For that, the man they call Bobby is adored by Liverpool supporters the world over. He is the recipient of perhaps the most infectious chant bestowed upon a Liverpool player since Fernando Torres, the refrain of “Si, Señor!” having now boomed around grounds across the world. He has become one of the most beloved players in the club’s modern history and for many fans it would be unfathomable to consider this Liverpool team’s success without him.

And yet, all it would have taken was for the linesman’s flag to stay down on that spring day in Dortmund seven years ago. Hoffenheim would have gone down, and Firmino would have probably made his way to another Bundesliga club, or perhaps tried his hand elsewhere on the continent. The only thing that seems likely, provided he stayed fit, is that he’d continue his progression as a footballer and eventually get a big move somewhere—though where, exactly, would be left to circumstance. It’s not hard to imagine him as one of Diego Simeone’s favourite sons at Atlético Madrid, or part of Leonardo Jardim’s world-beaters at Monaco.

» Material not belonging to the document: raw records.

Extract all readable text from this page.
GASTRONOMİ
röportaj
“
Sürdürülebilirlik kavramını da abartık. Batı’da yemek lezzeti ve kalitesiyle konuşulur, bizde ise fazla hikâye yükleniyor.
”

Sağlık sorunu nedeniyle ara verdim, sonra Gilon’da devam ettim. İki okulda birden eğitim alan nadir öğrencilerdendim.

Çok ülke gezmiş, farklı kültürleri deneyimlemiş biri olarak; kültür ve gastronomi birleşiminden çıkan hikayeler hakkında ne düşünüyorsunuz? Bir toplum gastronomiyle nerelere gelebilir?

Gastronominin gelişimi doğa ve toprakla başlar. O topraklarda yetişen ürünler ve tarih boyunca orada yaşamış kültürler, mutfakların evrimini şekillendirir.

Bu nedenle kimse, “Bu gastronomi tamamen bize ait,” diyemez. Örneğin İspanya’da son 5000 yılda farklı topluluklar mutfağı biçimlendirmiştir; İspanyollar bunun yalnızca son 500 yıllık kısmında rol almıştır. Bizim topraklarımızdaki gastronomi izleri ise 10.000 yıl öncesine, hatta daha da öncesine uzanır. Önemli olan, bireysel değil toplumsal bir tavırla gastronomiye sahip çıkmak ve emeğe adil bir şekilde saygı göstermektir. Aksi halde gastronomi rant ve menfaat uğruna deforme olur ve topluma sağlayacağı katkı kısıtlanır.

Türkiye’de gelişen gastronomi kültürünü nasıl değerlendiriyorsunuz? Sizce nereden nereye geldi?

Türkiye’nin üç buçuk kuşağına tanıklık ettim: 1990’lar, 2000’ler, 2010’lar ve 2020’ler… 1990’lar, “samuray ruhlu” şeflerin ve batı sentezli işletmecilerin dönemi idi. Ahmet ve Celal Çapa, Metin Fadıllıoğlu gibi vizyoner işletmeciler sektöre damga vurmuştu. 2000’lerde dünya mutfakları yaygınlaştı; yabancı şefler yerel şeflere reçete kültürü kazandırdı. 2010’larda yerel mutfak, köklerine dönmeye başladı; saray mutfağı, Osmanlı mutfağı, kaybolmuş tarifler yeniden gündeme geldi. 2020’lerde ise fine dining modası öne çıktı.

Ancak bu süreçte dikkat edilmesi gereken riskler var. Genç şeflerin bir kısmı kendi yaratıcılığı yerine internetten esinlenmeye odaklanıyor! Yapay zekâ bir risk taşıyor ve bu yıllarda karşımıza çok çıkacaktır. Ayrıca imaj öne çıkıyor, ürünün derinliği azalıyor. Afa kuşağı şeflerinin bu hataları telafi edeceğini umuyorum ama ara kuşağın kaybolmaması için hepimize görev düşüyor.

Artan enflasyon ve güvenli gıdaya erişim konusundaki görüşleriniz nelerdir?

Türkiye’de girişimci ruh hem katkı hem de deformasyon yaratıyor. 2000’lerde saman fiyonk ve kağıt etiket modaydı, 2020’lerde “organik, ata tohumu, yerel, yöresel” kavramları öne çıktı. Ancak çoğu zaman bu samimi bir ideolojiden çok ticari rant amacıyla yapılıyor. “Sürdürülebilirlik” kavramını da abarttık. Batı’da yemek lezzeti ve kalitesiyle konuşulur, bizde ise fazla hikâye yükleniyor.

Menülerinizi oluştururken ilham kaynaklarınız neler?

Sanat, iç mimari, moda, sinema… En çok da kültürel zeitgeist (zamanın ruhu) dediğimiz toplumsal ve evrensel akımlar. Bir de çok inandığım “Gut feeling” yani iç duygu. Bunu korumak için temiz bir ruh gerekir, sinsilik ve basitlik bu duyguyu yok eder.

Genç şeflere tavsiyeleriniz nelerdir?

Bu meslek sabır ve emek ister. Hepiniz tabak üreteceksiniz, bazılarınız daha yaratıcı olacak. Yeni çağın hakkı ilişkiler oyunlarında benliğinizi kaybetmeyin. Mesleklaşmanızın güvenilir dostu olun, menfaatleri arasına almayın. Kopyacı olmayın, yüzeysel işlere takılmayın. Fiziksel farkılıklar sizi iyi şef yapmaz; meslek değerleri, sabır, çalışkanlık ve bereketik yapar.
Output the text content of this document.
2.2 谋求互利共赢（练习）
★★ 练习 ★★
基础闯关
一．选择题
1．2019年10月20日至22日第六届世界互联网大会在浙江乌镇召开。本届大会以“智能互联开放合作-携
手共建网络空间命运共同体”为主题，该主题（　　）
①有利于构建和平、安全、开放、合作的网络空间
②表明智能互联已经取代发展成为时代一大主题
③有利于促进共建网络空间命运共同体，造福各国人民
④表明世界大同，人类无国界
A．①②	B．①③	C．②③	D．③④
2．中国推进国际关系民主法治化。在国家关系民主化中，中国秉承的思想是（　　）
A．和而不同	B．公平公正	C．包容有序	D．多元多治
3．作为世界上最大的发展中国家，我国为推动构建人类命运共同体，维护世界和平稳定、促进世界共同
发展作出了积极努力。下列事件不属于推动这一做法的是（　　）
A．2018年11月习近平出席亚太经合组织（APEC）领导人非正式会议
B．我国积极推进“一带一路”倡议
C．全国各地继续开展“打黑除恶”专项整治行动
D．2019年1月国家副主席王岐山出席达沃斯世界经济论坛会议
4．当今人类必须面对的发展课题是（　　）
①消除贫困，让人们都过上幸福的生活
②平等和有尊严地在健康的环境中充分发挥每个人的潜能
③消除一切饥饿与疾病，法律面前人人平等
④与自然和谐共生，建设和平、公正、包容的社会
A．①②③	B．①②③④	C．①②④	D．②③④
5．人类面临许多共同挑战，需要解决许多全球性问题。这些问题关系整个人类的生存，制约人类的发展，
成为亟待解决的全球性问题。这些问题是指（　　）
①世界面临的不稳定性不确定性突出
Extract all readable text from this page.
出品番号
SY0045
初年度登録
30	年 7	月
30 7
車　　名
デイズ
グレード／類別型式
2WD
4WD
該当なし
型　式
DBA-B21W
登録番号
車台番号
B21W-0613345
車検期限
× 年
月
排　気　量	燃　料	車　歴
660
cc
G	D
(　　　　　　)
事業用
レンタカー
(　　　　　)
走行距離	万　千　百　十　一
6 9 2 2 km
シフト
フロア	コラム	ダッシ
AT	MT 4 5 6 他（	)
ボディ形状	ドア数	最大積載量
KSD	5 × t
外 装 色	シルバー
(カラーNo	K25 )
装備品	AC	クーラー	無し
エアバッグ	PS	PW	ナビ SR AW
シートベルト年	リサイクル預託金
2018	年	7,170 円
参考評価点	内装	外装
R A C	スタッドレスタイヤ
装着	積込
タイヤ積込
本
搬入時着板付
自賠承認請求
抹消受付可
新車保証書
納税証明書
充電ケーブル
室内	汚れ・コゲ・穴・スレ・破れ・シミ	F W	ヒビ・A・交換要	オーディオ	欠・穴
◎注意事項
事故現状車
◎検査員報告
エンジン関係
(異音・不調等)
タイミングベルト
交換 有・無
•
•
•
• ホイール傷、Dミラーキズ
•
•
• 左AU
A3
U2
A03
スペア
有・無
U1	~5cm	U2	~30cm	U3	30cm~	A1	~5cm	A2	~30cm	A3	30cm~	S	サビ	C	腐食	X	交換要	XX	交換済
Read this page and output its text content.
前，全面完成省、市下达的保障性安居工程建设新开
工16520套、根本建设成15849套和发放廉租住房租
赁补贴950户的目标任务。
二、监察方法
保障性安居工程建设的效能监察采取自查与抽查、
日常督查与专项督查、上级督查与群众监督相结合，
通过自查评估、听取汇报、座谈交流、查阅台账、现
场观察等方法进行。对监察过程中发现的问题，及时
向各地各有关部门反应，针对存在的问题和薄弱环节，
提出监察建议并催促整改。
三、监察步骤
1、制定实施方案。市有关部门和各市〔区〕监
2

Where would that have left Klopp’s Liverpool? Christian Benteke was not long for Klopp’s world and even a fit Daniel Sturridge was clearly not in the manager’s plans as a regular starter. Divock Origi has proven a serviceable player for Liverpool (and a cult hero to boot) but has never found the requisite consistency. Firmino’s presence meant that Klopp could prioritise his budget in other areas — specifically on pace and quality in wide areas, hence the arrivals of Mané and Salah in consecutive summers. Firmino’s absence would probably have led to a different recruitment strategy; perhaps Gini Wijnaldum wouldn’t have arrived for £25 million in the same summer as Mané if the Reds had also needed another striker.

Prospective names from the recent past, like Nabil Fekir, come to mind as options they could have turned to. All in all, you’d have backed Klopp to figure it out and build a winner. But as his tenure at Liverpool has shown, the margins at the highest level are painfully thin. Replace Roberto Firmino with someone who gives you even 90% of what Firmino does and there’s no guarantee that silverware awaits.

“He is the connector for our team,” Klopp said of Firmino after the 4-0 demolition of Leicester City on Boxing Day 2019, in which his number 9 scored two. “He is not the only one who can play that position, but he can play that position in a very special way.”

And so you’re left to wonder whether one of the great football men of our time — someone who well understands the fickle nature of this game we love — grasps how close everything came to being so very different.